Bill Sanderson taught high school biology in Asheville, North Carolina, for three decades. He also ran a summer wilderness program for a local conference center for 25 summers. When he retired from both gigs several years back, Bill realized he missed engaging with nature on a regular basis. Now, he’s a member of the Carolina Mountain Club, helping maintain a long swath of the Appalachian Trail and assisting countless hikers along their journeys.
Labor of Love
“Whenever I go out on a hike, I always hike with an ax, sometimes a hazel hoe. I’m the type of guy who can’t hike anywhere without seeing trail issues that need to be fixed. I don’t care whose trail I’m on; I’ll fix it! That’s why I threw in with the Carolina Mountain Club.”
“The mountain club has seven crews that go out on the trails every week: Monday crew, Tuesday crew, Wednesday crew, Thursday crew, Friday crew and two weekend crews. And that’s every week! Each crew has 15 to 25 people, every day; it’s a huge effort to keep the trails up to speed and free of obstacles.”
“When you're doing maintenance you're a hero. You walk out on the AT with a hazel hoe, and every hiker knows that you're a maintainer. We always carry a big bag filled with candy bars on our waistband. Every time I meet a thru-hiker, I offer them one: ‘Sure!’, they say. I've never seen a thru-hiker turn down a candy bar. You get to be their hero for a moment, brighten their day and send them on their way. What's not to love about that?”

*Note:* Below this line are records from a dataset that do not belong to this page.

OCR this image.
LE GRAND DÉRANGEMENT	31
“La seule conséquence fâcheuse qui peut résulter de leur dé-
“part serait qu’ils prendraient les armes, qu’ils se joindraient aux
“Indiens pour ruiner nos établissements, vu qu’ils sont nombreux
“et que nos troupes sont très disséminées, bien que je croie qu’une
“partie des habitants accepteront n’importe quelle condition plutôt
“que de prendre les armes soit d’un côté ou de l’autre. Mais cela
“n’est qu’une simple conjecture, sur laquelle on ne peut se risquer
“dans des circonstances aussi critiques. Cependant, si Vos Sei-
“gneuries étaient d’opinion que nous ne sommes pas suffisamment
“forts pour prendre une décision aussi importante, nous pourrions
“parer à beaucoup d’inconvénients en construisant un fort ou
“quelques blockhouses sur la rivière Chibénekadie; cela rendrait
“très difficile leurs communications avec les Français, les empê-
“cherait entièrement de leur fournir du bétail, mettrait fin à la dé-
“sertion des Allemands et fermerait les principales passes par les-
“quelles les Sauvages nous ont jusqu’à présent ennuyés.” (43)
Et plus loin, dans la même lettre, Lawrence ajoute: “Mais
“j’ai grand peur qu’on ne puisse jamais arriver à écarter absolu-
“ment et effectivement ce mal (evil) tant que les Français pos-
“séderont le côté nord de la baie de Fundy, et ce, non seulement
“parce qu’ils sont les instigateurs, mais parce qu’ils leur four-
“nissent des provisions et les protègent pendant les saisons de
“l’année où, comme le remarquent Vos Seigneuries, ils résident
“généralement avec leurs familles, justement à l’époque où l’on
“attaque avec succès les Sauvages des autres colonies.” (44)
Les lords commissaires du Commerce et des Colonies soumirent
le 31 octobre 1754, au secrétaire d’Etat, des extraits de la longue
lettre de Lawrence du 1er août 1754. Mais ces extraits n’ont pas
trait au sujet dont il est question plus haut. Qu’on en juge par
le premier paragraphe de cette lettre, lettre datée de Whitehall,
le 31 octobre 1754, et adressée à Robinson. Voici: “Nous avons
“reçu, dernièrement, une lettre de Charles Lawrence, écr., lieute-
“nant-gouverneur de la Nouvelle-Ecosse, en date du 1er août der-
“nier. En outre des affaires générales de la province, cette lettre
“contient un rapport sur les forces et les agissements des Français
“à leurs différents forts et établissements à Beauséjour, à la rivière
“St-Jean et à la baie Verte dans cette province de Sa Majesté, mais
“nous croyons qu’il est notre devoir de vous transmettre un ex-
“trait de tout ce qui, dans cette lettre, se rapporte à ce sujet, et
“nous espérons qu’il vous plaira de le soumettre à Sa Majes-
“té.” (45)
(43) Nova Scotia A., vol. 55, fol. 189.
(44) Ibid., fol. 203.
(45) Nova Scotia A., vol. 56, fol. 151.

(Note: Trail magic is generally defined as an unexpected act of kindness on the Appalachian Trail).
“Some people are very serious about trail magic. They’ll set up tables, cook meals, have snacks, Band-Aids, batteries — things the hikers need. I love to give away double and triple A batteries. I’ll say to them, ‘How's your headlamp?’ Makes their day. There's a guy in Pennsylvania, and he's famous. He carves little wooden spoons, paints the handles different colors, then puts a little AT symbol on the handle. Then, he puts the spoons in Ziploc bags along the trail near his home. It's a really interesting culture.”
Sense of purpose
“No matter why you start [hiking the trail], you develop some sense of purpose along the way, some deeper goal. Hikers often say that they're surprised by this. It’s like they didn't know why they started but now they know. And that’s true even if they don't finish. Those who don’t finish, most will come back and try it again. They just can't live with themselves until they do it."
“As a biologist, I spent my career trying to convince people the outdoors is a special place, and I continue to do that now. You need to understand nature to appreciate it. You'll protect what you love, and you'll love what you understand.”
Portions of these interviews have been edited and condensed for clarity.